ROMA (WSI) – Precari o evasori? Parlare di partite Iva oggi non sembra essere più semplice come negli anni ’90. Ci hanno provato di recente i sindacati: per la Camusso si tratta di “evasori”, Bonanni cerca di intercettare la platea lanciando uno sfortunato hashtag su twitter e proponendone la “regolarizzazione”.
Dopo l’approvazione il 20 marzo del decreto sul Jobs Act di Matteo Renzi, con gli interventi sui contratti a termine e apprendistato, in realtà il tema della partite Iva è tornato alla ribalta. A cominciare dal bonus annunciato di 80 euro in busta paga ai dipendenti. «Anche il lavoro indipendente deve beneficiarne», propone sul proprio sito l’Acta, associazione del terziario.
Il ministro del lavoro Poletti si è espresso in merito: «I precari veri sono le partite Iva fasulle», ovvero quei lavoratori autonomi che svolgono mansioni da dipendente, con orari e postazione fissi, con un unico datore di lavoro.
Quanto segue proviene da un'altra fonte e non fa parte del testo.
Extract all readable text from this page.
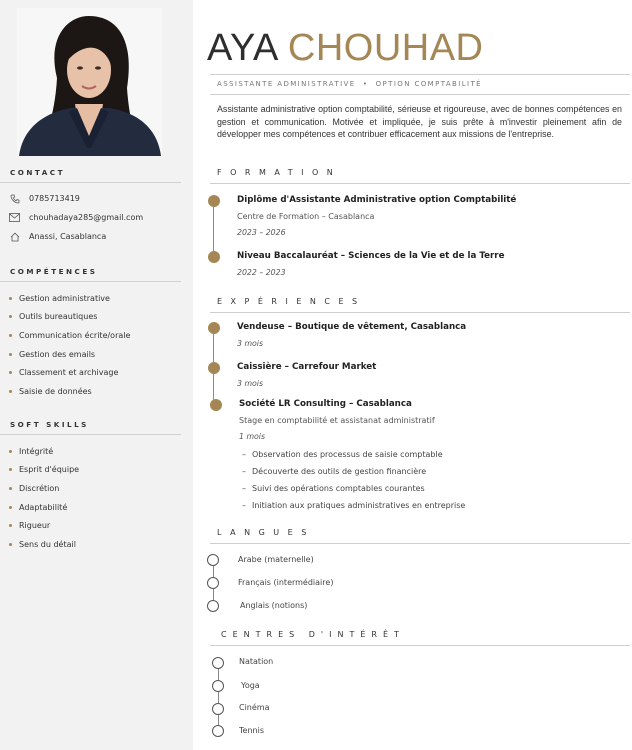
CONTACT
0785713419
chouhadaya285@gmail.com
Anassi, Casablanca
COMPÉTENCES
Gestion administrative
Outils bureautiques
Communication écrite/orale
Gestion des emails
Classement et archivage
Saisie de données
SOFT SKILLS
Intégrité
Esprit d'équipe
Discrétion
Adaptabilité
Rigueur
Sens du détail
AYA CHOUHAD
ASSISTANTE ADMINISTRATIVE • OPTION COMPTABILITÉ
Assistante administrative option comptabilité, sérieuse et rigoureuse, avec de bonnes compétences en gestion et communication. Motivée et impliquée, je suis prête à m'investir pleinement afin de développer mes compétences et contribuer efficacement aux missions de l'entreprise.
FORMATION
Diplôme d'Assistante Administrative option Comptabilité
Centre de Formation – Casablanca
2023 – 2026
Niveau Baccalauréat – Sciences de la Vie et de la Terre
2022 – 2023
EXPÉRIENCES
Vendeuse – Boutique de vêtement, Casablanca
3 mois
Caissière – Carrefour Market
3 mois
Société LR Consulting – Casablanca
Stage en comptabilité et assistanat administratif
1 mois
– Observation des processus de saisie comptable
– Découverte des outils de gestion financière
– Suivi des opérations comptables courantes
– Initiation aux pratiques administratives en entreprise
LANGUES
Arabe (maternelle)
Français (intermédiaire)
Anglais (notions)
CENTRES D'INTÉRÊT
Natation
Yoga
Cinéma
Tennis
La liberalizzazione dei contratti determinati contenuta nel Jobs Act dovrebbe portare, secondo il ministro, alla diminuzione di questi abusi: l’azienda non ti costringerà più ad aprire la partita Iva per non pagare i contributi se può prenderti per 3 anni a tempo determinato.
Eppure, la materia è complessa. E le considerazioni di Poletti non sembrano cogliere il punto: la natura della partita Iva è cambiata nel corso dell’ultimo decennio. Dopo la proliferazione che ha portato a includere nella categoria anche infermieri, dottori, parrucchieri, giornalisti e perfino qualche bagnino. E sono ormai in molti a pensare che questo cambiamento debba portare a una riforma della categoria. Anzitutto sul regime contributivo.
«Col livello di tassazione attuale non ?auguro a nessuno di aprire partita Iva in questo momento», spiega Denise, che ha 32 anni e lavora come infermiera. «Pago acconti tra il? 100 e il 102%, praticamente quello che dovrei pagare viene raddoppiato. E l’Inps è troppo alto». E senza nessuna possibilità di fare nero: «Lavoriamo per imprese, enti pubblici, terzo settore: non possiamo che fatturare tutti i nostri servizi», precisa l’Acta.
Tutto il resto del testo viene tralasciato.